P135 Atopic dermatitis is associated with the clinical course of inflammatory bowel disease

Kim, K.W.(1)*;Koh, S.J.(2);Kang, H.W.(1);Park, H.(3);Ha, H.(4);Park, J.(5);Kim, K.(1);Jun, Y.(5);Lee, H.J.(2);Yoon, H.(5);Im, J.P.(2);Park, Y.S.(5);Kim, J.W.(1);Kim, J.S.(2);

(1)Seoul Metropolitan Government Seoul National University Boramae Medical Center, Department of Internal Medicine, Seoul, Korea- Republic Of;(2)Seoul National University College of Medicine, Department of Internal Medicine, Seoul, Korea- Republic Of;(3)Seoul Metropolitan Government Seoul National University Boramae Medical Center, Department of Dermatology, Seoul, Korea- Republic Of;(4)Seoul National University Hospital, Department of education and training, Seoul, Korea- Republic Of;(5)Seoul National University Bundang Hospital, Department of Internal Medicine, Seongnam-si, Korea- Republic Of; Seoul National University Inflammatory Bowel Disease Research Network (SIRN)

Background

There are a few studies about the relationship between inflammatory bowel disease (IBD) and atopic dermatitis (AD). It implies that both diseases have common pathophysiologic mechanisms and can affect each other. However, little information is available on the effect of AD on the clinical course of patients with IBD.

Methods

This is a multicenter, retrospective, observational study.

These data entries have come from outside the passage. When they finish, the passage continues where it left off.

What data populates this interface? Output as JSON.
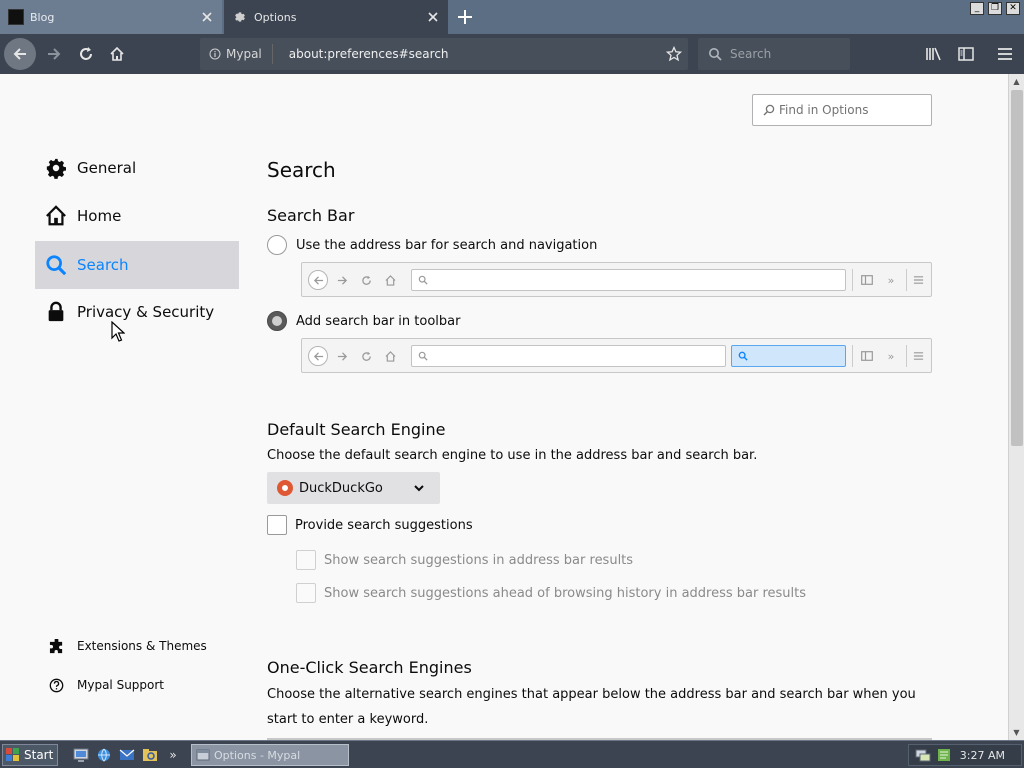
{
  "tabs": [
    {
      "title": "Blog",
      "close_icon": "close-icon"
    },
    {
      "title": "Options",
      "close_icon": "close-icon"
    }
  ],
  "navbar": {
    "identity_label": "Mypal",
    "url": "about:preferences#search",
    "search_placeholder": "Search"
  },
  "find": {
    "placeholder": "Find in Options"
  },
  "sidebar": {
    "categories": [
      {
        "label": "General",
        "icon": "gear-icon"
      },
      {
        "label": "Home",
        "icon": "home-icon"
      },
      {
        "label": "Search",
        "icon": "search-icon",
        "selected": true
      },
      {
        "label": "Privacy & Security",
        "icon": "lock-icon"
      }
    ],
    "footer": [
      {
        "label": "Extensions & Themes",
        "icon": "puzzle-icon"
      },
      {
        "label": "Mypal Support",
        "icon": "help-icon"
      }
    ]
  },
  "main": {
    "title": "Search",
    "search_bar": {
      "heading": "Search Bar",
      "option_address": "Use the address bar for search and navigation",
      "option_toolbar": "Add search bar in toolbar",
      "selected": "option_toolbar"
    },
    "default_engine": {
      "heading": "Default Search Engine",
      "description": "Choose the default search engine to use in the address bar and search bar.",
      "selected_engine": "DuckDuckGo",
      "provide_suggestions": "Provide search suggestions",
      "provide_suggestions_checked": false,
      "show_in_address_bar": "Show search suggestions in address bar results",
      "show_ahead_of_history": "Show search suggestions ahead of browsing history in address bar results"
    },
    "one_click": {
      "heading": "One-Click Search Engines",
      "description": "Choose the alternative search engines that appear below the address bar and search bar when you start to enter a keyword."
    }
  },
  "taskbar": {
    "start_label": "Start",
    "task_label": "Options - Mypal",
    "clock": "3:27 AM"
  },
  "colors": {
    "accent": "#0a84ff",
    "selected_category_bg": "#d7d7db",
    "toolbar_dark": "#3b4450"
  }
}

Patients with concurrent IBD and AD were defined as case group. AD was defined as chronic eczematoid dermatosis diagnosed by dermatologists. Age-, gender-, and IBD subtype-matched patients without AD were included as reference group. The ratio of the case and reference group is 1:2.

Results

The numbers of patients in the case and reference group were 61 and 122, respectively. There was a significantly shorter biologics-free survival in the case group than that in the reference one after the multivariable adjusted Cox regression analysis with the onset age, disease duration, smoking status, use of steroid, use of immunomodulator, presence of other allergic diseases and initial disease severity [hazard ratio (HR) 1.743, 95% confidence interval (CI) 1.048-2.901, p = 0.032]. The trend was shown consistently in the subgroup analysis with ulcerative colitis (HR 4.769, 95% CI 1.625-13.995, p = 0.004), but not with Crohn’s disease (HR 1.393, 95% CI 0.736-2.636, p = 0.308).









Conclusion

AD showed a significant effect on the biologics-free survival of patients with IBD, especially UC. Further mechanistic research is required to elucidate the pathogenesis of AD on the clinical course of IBD.